RFIDの導入は、業務効率化やコスト削減といった成果が期待されるものの、具体的にどの程度の改善が実現できるかを評価することは難しい場合があります。特に大規模な導入にはかなりの初期投資が必要なため、投資回収の見通しが不明瞭だと、経営陣の意思決定を躊躇させる要因になります。

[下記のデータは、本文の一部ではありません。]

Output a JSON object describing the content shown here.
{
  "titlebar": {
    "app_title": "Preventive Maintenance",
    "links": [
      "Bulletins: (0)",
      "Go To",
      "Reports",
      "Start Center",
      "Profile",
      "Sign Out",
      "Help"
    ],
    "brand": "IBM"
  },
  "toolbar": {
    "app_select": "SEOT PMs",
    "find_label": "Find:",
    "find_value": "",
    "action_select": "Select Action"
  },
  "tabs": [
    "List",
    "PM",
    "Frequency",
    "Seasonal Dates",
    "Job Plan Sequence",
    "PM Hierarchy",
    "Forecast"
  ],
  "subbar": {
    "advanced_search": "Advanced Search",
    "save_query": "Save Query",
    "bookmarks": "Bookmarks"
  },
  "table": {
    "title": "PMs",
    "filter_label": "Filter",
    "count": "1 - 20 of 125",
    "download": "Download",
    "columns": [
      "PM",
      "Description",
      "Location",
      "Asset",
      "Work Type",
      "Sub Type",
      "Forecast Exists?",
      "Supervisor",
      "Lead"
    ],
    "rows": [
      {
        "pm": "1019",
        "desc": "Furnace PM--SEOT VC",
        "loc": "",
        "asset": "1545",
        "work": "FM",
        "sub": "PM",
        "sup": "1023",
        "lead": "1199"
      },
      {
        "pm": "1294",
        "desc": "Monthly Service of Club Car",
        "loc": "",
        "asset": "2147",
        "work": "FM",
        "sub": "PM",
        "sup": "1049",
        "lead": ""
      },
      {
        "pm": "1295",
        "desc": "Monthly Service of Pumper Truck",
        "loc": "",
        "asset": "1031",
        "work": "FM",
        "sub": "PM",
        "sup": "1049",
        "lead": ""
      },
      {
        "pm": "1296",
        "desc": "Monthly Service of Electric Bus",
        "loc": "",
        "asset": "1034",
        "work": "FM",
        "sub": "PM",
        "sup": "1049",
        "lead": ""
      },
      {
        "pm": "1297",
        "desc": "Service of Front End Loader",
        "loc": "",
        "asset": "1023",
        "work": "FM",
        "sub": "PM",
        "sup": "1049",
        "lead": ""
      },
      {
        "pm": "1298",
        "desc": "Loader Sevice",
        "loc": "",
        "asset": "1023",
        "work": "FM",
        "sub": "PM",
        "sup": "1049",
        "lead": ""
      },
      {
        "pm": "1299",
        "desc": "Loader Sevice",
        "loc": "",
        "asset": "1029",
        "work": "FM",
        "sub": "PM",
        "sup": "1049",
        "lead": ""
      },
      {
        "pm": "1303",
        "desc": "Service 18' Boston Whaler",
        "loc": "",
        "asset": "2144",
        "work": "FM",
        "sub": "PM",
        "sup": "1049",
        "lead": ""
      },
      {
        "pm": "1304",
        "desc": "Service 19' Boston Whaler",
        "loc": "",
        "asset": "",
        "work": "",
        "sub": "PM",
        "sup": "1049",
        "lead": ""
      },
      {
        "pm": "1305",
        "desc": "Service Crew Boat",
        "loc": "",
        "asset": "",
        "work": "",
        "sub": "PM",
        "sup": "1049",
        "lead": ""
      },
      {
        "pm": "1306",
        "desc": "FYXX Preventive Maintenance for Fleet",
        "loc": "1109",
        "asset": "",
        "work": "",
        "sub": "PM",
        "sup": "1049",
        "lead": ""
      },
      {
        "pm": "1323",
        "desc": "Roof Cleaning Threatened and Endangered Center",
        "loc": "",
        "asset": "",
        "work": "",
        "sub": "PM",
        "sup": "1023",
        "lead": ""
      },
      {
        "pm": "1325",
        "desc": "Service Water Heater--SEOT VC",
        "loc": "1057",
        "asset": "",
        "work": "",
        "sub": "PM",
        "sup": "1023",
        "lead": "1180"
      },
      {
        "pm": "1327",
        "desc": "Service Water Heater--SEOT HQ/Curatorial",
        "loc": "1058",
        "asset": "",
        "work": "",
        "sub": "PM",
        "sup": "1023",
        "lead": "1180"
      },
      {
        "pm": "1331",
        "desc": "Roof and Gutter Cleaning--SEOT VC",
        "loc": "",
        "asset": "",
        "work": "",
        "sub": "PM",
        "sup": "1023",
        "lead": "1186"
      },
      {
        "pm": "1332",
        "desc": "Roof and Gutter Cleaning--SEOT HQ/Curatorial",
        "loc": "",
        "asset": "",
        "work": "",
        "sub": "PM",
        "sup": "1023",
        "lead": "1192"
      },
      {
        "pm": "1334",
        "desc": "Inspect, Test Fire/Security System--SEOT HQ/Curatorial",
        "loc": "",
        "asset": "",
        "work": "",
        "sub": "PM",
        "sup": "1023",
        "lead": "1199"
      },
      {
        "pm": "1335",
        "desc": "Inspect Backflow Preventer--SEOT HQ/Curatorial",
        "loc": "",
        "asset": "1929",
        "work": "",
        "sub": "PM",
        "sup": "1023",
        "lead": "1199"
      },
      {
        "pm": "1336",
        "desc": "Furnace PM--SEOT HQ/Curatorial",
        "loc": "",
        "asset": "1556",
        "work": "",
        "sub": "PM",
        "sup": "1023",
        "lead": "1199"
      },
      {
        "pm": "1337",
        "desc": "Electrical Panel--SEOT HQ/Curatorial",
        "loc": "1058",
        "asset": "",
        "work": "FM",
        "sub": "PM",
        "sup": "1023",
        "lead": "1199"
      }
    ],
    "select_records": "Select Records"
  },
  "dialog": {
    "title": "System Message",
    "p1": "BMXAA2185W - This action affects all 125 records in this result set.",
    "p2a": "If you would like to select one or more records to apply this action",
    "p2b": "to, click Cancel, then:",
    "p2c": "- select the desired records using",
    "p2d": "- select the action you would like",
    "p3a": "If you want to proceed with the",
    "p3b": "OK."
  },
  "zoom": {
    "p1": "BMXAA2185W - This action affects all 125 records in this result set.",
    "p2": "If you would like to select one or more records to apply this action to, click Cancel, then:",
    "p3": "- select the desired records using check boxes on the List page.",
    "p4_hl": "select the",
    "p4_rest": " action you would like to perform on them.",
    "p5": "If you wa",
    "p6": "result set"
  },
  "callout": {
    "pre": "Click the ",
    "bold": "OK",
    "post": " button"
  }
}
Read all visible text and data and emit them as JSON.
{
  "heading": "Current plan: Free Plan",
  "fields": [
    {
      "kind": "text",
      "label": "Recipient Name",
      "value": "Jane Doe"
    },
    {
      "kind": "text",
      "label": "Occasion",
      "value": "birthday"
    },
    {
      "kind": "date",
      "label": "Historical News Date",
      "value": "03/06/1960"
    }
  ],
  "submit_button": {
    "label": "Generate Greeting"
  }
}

そのため、導入前に効果を測定する指標の設定や、試験的運用で具体的なデータを収集するなどの工夫が必要です。投資回収の可能性を示すことで、意思決定を促進することができるでしょう。


3. RFIDの普及に向けた今後の課題と展望

RFIDがより広く普及するためには、いくつかの課題を克服する必要があります。その中でも、国際的な標準化の推進と、既存インフラとの連携は特に重要なポイントです。

国際的な標準化の推進

RFIDの普及に向けては、国際的な標準化の推進が課題です。現在、EPCglobalやUIDといった規格が存在していますが、これらの規格の統一や互換性の確保が進むことで、より多くの企業がRFIDの導入に踏み切りやすくなると期待されています。また規格統一により、異なる業界や国境を超えたサプライチェーン全体での情報共有がスムーズに行えるようになります。

既存物流インフラとの連携

RFIDシステムを既存の物流インフラと連携させる技術の発展も必要です。

現在、RFIDの運用には専用のシステムや環境整備が必要なため、導入のハードルは高いものになっています。しかし技術が進歩し、既存の倉庫管理システム(WMS)や輸配送管理システム(TMS)とシームレスに連携できるようになれば、多くの企業でRFIDの採用が進むことが予想されます。

コスト削減の取り組み

RFID導入の課題であるコストの問題は、技術革新などによって今後緩和していく可能性があります。技術進歩により導入コストが下がれば、物流や小売業を中心に幅広い業界で活用が進むことが予想されます。

実証実験の実施

令和4年度には、経済産業省が主体となり、RFIDを活用したサプライチェーン情報共有システムの構築に関する実証実験が行われました。この実験では、製造段階での個品単位でのRFID組み込み方法の検証や、RFIDタグを内蔵した物流資材の活用による入出荷検品の運用方法の検討が行われました。

RFIDは効率化と持続可能性を実現する鍵として、今後の物流の進化を牽引する技術になることが期待されています。

※参考:経済産業省「IoT等を活用したサプライチェーンのスマート化」


4.まとめ

非接触で情報を読み取れる機能を持つRFIDは、物流業界の効率化の大きな可能性を秘めている技術です。一方で、導入コストの高さや既存システムとの連携、環境要因による精度の課題が普及の障壁となっています。

しかし、タグの低価格化や国際的な標準化が進むことで、導入ハードルは下がると予想されています。企業がこれらの課題を解決し、RFIDの導入を進めることで、競争力強化と持続可能な物流体制の構築が可能になるでしょう。